The bottom line is that two governments decided long ago that drugs are a problem and that they need to do something about it. On one hand, the Mexican government expects the US to reduce demand, and on the other hand, the US government expects Mexico to curtail supply.

There are three major problems with this logic.

First is that the governments think they can force the reduction of something that quasi-literally grows on trees. Marijuana and cocaine are more easily grown than Ben Bernanke’s balance sheet – they’d have better luck reducing the supply of stupidity and hypocrisy in Washington.

What most people don’t realize is that they’ve carpet-bombed half of Colombia with herbicides so nasty (thank you, Monsanto) that they make Agent Orange look like a stick of deodorant. And yet, the cartels still find plenty of land to increase their productive capacity.

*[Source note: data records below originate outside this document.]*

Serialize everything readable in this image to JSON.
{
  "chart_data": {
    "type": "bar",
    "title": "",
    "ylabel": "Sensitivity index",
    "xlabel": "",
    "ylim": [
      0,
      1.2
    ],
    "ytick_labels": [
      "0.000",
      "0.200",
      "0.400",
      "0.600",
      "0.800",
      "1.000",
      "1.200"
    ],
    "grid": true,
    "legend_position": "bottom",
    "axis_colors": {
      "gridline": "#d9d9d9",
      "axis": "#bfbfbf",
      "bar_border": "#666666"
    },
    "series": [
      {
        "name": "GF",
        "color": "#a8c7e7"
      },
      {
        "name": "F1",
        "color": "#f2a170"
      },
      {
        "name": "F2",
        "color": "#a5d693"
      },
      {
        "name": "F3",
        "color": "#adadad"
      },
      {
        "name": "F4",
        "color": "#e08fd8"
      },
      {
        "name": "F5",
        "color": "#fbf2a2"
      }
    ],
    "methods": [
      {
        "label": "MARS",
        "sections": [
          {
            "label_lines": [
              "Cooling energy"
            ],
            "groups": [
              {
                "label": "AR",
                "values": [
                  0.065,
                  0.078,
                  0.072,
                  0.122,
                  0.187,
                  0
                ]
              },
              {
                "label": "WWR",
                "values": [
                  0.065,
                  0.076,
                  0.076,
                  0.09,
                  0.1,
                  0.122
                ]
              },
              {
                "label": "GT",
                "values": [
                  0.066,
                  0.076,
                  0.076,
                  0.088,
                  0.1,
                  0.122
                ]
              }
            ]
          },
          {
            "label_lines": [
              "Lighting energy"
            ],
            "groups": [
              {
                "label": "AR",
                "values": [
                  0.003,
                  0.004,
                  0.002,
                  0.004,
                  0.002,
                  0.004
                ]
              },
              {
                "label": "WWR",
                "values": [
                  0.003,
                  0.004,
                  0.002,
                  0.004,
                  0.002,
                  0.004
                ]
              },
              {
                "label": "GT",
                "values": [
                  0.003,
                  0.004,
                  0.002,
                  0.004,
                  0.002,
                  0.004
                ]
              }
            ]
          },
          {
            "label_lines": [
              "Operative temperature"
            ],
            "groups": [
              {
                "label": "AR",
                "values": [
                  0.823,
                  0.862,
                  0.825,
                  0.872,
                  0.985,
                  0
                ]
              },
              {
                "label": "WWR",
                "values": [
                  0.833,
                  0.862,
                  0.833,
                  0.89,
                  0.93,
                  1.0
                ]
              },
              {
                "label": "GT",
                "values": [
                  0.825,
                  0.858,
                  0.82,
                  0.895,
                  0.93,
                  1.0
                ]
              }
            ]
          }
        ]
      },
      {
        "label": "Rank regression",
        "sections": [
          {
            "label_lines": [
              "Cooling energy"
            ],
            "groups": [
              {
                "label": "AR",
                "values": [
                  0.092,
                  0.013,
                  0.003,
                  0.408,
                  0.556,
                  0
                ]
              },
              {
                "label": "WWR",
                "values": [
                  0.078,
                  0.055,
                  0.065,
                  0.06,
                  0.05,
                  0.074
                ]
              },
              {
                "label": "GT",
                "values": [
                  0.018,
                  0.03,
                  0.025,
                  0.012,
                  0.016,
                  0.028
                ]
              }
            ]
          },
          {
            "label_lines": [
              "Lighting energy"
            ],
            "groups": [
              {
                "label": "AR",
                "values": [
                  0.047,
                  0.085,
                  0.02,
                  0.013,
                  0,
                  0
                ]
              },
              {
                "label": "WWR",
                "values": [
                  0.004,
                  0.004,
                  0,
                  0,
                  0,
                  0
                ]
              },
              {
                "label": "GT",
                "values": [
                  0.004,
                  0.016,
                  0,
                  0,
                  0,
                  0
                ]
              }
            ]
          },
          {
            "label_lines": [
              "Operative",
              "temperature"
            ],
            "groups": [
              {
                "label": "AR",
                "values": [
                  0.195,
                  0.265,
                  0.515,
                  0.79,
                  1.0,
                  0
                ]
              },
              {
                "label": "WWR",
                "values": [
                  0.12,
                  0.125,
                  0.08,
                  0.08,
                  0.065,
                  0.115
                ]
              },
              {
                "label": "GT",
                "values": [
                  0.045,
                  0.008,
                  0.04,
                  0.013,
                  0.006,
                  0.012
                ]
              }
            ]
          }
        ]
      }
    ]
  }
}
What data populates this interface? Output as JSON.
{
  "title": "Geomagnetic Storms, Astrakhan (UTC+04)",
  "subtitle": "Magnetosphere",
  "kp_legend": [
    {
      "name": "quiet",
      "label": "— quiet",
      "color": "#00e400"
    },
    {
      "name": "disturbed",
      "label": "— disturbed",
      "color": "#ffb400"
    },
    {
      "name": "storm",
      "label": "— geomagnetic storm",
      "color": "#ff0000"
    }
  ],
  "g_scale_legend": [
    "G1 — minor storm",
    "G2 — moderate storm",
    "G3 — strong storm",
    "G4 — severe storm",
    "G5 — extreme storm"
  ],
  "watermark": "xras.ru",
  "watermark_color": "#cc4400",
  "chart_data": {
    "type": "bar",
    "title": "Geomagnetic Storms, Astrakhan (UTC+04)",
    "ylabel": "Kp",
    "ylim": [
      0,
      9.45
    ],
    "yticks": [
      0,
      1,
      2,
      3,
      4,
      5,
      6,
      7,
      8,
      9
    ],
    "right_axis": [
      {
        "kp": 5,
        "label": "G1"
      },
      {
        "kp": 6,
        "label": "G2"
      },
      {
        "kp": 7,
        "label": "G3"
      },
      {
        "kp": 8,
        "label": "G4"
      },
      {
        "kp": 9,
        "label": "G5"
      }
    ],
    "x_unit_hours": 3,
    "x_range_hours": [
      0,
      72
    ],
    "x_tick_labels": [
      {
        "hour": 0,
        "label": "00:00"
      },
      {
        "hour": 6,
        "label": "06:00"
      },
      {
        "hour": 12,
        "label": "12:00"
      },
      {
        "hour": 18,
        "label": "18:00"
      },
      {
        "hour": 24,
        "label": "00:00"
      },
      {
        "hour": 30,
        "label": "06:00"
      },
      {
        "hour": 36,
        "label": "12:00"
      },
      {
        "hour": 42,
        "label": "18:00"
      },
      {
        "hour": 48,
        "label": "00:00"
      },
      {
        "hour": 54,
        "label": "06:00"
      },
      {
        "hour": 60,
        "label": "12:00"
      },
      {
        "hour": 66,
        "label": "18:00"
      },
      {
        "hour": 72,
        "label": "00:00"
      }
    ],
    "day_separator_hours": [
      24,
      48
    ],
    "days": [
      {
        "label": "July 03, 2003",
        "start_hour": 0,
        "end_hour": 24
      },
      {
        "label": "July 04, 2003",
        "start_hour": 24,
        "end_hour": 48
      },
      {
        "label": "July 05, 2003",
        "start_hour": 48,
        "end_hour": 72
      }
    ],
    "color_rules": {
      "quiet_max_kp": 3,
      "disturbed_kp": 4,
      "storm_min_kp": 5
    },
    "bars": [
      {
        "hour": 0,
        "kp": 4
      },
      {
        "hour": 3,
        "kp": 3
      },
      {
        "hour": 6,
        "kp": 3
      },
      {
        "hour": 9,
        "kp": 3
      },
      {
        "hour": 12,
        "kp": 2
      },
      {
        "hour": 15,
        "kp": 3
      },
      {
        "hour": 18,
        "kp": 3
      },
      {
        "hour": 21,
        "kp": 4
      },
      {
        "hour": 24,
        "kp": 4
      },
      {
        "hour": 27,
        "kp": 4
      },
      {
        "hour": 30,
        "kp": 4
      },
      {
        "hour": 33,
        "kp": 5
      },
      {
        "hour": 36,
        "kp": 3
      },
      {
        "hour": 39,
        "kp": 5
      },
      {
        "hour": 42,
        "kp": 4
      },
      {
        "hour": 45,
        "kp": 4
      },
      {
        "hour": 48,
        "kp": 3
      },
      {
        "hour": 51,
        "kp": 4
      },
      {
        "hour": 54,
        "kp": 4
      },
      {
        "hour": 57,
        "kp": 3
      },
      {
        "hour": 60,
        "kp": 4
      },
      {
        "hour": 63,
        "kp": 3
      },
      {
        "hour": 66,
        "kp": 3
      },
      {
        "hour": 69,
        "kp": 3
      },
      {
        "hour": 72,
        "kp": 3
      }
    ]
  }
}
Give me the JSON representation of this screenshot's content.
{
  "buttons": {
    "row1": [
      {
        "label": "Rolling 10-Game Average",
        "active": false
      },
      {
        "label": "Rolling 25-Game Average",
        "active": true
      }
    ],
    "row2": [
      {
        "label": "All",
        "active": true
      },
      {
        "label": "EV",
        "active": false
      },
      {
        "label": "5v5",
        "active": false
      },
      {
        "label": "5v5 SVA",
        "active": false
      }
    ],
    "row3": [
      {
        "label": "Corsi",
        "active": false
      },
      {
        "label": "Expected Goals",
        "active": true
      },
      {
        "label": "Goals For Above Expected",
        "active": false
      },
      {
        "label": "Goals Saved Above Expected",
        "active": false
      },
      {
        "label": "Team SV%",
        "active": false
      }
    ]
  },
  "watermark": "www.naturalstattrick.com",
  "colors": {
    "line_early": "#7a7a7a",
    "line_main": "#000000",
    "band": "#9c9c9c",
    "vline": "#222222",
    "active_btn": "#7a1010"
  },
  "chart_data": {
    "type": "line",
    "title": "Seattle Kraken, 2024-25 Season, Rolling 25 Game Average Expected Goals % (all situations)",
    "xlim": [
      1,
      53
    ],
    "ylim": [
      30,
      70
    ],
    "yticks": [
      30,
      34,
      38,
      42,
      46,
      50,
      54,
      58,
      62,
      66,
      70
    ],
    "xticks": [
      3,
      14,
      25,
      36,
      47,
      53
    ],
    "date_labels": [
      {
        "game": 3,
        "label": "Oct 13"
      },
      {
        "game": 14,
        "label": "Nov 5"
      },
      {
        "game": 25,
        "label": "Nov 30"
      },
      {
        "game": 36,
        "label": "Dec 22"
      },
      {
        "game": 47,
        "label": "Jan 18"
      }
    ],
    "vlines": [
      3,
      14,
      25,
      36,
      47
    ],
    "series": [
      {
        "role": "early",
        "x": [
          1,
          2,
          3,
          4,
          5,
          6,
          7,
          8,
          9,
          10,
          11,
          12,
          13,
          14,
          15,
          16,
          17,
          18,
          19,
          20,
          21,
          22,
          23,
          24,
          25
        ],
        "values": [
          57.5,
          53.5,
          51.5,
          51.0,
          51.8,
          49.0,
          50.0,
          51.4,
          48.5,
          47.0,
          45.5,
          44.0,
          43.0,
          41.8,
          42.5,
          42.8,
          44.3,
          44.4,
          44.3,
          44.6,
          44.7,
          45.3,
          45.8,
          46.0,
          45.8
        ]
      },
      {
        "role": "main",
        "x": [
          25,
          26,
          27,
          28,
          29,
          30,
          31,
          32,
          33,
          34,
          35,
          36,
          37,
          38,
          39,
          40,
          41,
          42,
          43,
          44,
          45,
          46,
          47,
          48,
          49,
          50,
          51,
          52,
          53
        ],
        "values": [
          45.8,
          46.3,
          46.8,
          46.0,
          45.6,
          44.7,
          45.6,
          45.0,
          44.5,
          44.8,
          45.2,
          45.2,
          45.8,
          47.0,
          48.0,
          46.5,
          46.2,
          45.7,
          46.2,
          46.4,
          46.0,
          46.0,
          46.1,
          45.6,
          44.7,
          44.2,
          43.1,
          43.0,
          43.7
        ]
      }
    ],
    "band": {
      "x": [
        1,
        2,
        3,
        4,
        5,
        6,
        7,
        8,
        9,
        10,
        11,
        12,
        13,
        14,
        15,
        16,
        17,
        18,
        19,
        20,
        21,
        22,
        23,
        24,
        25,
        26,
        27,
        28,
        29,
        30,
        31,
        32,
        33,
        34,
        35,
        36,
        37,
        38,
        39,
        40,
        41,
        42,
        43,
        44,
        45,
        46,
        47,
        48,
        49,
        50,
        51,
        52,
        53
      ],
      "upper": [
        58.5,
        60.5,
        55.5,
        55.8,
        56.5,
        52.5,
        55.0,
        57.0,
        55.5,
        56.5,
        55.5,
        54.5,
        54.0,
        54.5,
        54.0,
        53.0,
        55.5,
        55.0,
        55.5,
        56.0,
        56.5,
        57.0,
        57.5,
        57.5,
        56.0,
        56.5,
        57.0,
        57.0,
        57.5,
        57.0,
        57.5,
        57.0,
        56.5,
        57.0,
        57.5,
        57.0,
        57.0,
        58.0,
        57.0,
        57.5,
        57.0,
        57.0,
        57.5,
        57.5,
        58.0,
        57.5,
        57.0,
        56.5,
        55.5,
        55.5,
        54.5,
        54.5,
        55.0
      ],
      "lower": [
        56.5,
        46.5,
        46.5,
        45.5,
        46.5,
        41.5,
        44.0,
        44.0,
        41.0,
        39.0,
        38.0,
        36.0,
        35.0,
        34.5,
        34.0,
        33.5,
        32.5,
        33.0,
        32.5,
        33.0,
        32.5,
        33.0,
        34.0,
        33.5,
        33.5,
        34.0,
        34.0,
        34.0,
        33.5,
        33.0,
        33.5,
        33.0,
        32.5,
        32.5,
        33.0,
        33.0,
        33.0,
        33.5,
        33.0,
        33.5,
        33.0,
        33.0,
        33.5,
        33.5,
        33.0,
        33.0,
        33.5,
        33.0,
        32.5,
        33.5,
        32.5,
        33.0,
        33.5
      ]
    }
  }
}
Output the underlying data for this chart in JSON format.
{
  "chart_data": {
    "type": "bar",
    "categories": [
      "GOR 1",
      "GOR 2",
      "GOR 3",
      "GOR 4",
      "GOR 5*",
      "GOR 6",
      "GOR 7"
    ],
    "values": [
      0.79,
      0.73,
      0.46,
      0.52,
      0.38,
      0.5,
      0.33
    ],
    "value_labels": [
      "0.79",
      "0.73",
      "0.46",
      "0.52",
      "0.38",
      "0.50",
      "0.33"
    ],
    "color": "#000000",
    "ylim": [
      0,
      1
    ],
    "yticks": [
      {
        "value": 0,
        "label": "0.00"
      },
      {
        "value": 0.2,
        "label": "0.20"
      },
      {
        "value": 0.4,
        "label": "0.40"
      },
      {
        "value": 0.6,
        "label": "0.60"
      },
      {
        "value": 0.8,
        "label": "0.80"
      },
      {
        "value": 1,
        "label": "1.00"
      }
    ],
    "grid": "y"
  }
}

Fighting a multi-decades war against plants is just a dumb idea, ranking up there with other such gems as spending our way out of recession, borrowing our way out of debt, and invading other countries to reduce hatred against America.

The second problem is that these governments actually expect to be able to suppress demand. This is nonsense.

There will always be certain personalities who will seek out the high of recreational drugs despite the consequences. Similarly, there are certain personalities who will gamble despite the losses, seek adrenaline rushes despite the risks, or eat Big Macs despite what the bathroom scale says.

To those personalities, their desires are as natural as the instinct to breathe.

There’s no great mystery in the world about the effects of recreational drugs. As dealers say, ‘drugs sell themselves’. Drug users accept the risks because they think the benefits are greater, or they’re psychologically and/or chemically addicted to the product.

This is no different than people who’ve become addicted to aspartame (Diet Coke), prescription pills, sex, booze, exercise, cigarettes, work, shopping, anger, pain, video games, junk food, etc. The chemical and psychological dependencies don’t vanish just because the government decrees it.

The third problem is that the governments even began with the false premise that recreational drugs are a problem and should be prohibited. This is intellectually dishonest: governments sanction all sorts of drug use.

The US government says, for example, that nicotine, high fructose corn syrup, partially hydrogenated soybean oil, alcohol, Viagra, aspartame, Prozac, and Yellow #5 are OK, but raw milk, Cuban cigars, marijuana, human growth hormone, and chocolate Kinder eggs are not OK.

Look, I’m not trying to be anti-alcohol or pro-Kinder egg, but the notion that government agencies should be able to choose which substances we grown adults are and are not allowed to buy and ingest is rather anachronistic. And they do a horrible job at it, anyhow.